The aforementioned description is exemplary rather that limiting. Many modifications and variations of the present invention are possible in light of the above teachings. The preferred embodiments of this invention have been disclosed. However, one of ordinary skill in the art would recognize that certain modifications would come within the scope of this invention. Hence, within the scope of the appended claims, the invention may be practiced otherwise than as specifically described. For this reason the following claims should be studied to determine the true scope and content of this invention. [0031]

Claims

What is claimed is:

1. A method of noise attenuation for a vehicle engine, comprising the steps of:

generating a noise attenuating sound based on an assumption;

generating a test signal comprising a frequency range of sounds to be attenuated;

receiving the test signal;

filtering the received test signal;

assessing the assumption based on the filtered received test signal; and

altering the noise attenuating sound based on the assessment wherein filtering the received test signal comprises filtering a background noise from the test signal.

2. The method of noise attenuation of claim 1 wherein at least a portion of the background noise comprises engine noise from an engine.

3. The method of noise attenuation of claim 2 including the step of adjusting the filtering based on a speed of the engine.

4. The method of noise attenuation of claim 1 wherein the frequency range of sounds comprises a random selection of sounds.

5. The method of noise attenuation of claim 4 wherein the random selection of sounds comprises white noise.

6. A method of noise attenuation, comprising the steps of:

generating a noise attenuating sound based on an assumption;

generating a test signal;

receiving the test signal;

filtering the received test signal;

assessing the assumption based on the filtered received test signal; and

altering the noise attenuating sound based on the assessment.

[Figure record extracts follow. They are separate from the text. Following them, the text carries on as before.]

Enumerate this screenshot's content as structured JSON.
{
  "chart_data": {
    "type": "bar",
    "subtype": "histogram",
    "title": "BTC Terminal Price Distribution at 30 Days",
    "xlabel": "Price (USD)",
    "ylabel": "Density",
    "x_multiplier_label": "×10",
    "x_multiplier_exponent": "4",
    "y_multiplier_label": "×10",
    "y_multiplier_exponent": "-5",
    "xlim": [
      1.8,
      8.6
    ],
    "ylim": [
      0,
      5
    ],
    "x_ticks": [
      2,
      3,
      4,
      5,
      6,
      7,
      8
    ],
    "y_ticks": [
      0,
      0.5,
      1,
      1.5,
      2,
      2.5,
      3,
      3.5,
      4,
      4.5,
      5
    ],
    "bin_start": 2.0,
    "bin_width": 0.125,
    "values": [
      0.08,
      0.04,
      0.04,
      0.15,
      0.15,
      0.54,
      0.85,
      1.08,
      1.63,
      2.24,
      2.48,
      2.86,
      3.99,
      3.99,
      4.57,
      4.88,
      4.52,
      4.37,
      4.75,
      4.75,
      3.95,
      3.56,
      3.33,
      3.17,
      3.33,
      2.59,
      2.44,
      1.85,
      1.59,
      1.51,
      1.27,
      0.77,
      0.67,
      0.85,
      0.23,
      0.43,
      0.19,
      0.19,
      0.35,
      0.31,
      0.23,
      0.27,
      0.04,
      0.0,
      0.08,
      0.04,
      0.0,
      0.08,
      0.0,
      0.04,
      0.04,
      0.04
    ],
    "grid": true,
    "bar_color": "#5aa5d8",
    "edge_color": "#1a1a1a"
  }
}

7. The method of noise attenuation of claim 6 wherein filtering the received test signal comprises filtering a background noise from the test signal.

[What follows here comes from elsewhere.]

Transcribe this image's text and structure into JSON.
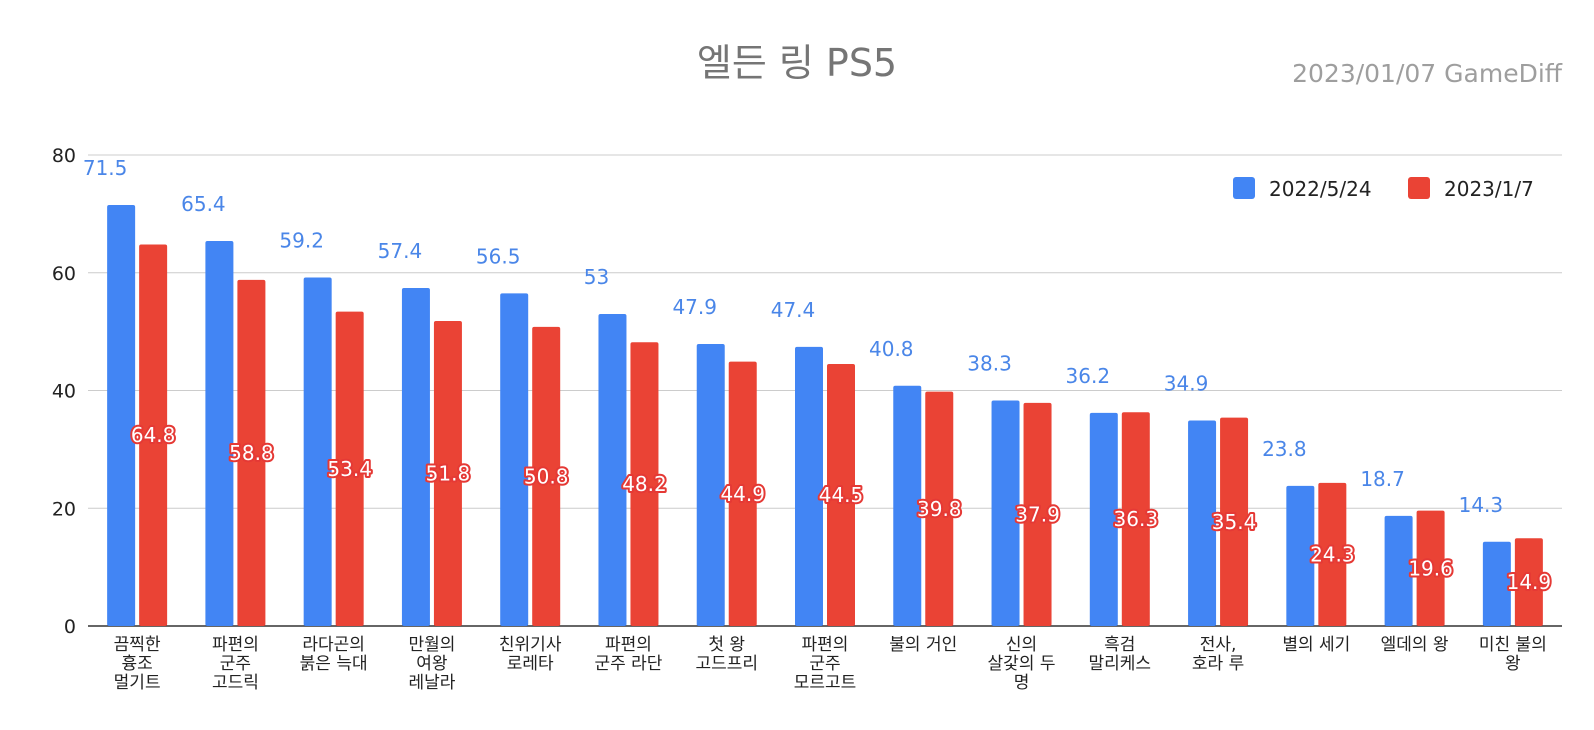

8. The method of noise attenuation of claim 7 wherein at least a portion of the background noise comprises engine noise from an engine.

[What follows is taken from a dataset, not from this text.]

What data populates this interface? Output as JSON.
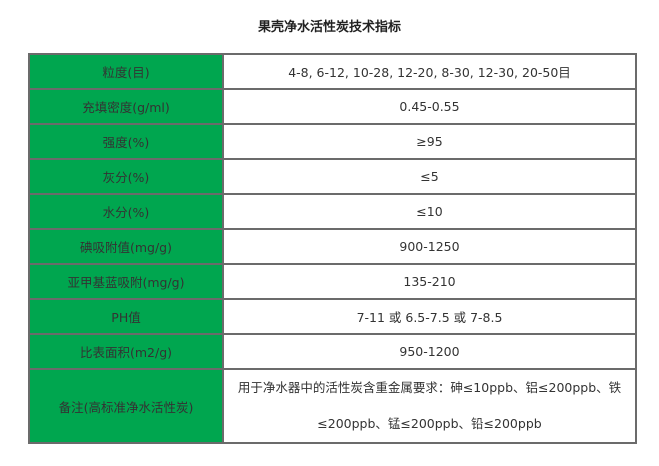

9. The method of noise attenuation of claim 8 including the step of adjusting the filtering based on a speed of the engine.

10. The method of noise attenuation of claim 6 wherein the test signal comprises a frequency range of sounds desired to be attenuated.

11. The method of noise attenuation of claim 10 wherein the frequency range of sounds comprises a random selection of sounds.

12. The method of noise attenuation of claim 11 wherein the random selection of sounds comprises white noise.

13. A noise attenuation system for a vehicle, comprising:

a speaker;

a control unit controlling said speaker to create a noise attenuating sound;

a microphone in communication with said control unit; and

a filter in communication with said microphone and said control unit for filtering sounds received by said microphone.

14. The noise attenuation system of claim 13 including a data input to said filter.

15. The noise attenuation system of claim 14 wherein said filter adjusts based on said data input.

16. The noise attenuation system of claim 15 wherein said data input comprises a signal received by a sensor.

17. The noise attenuation system of claim 16 wherein said sensor comprises a tachometer.

18. The noise attenuation system of claim 13 wherein said filter comprises a software filter.

19. The noise attenuation system of claim 13 wherein said filter comprises a hardware filter.

20. The noise attenuation system of claim 19 wherein said hardware filter comprises a digital signal processor.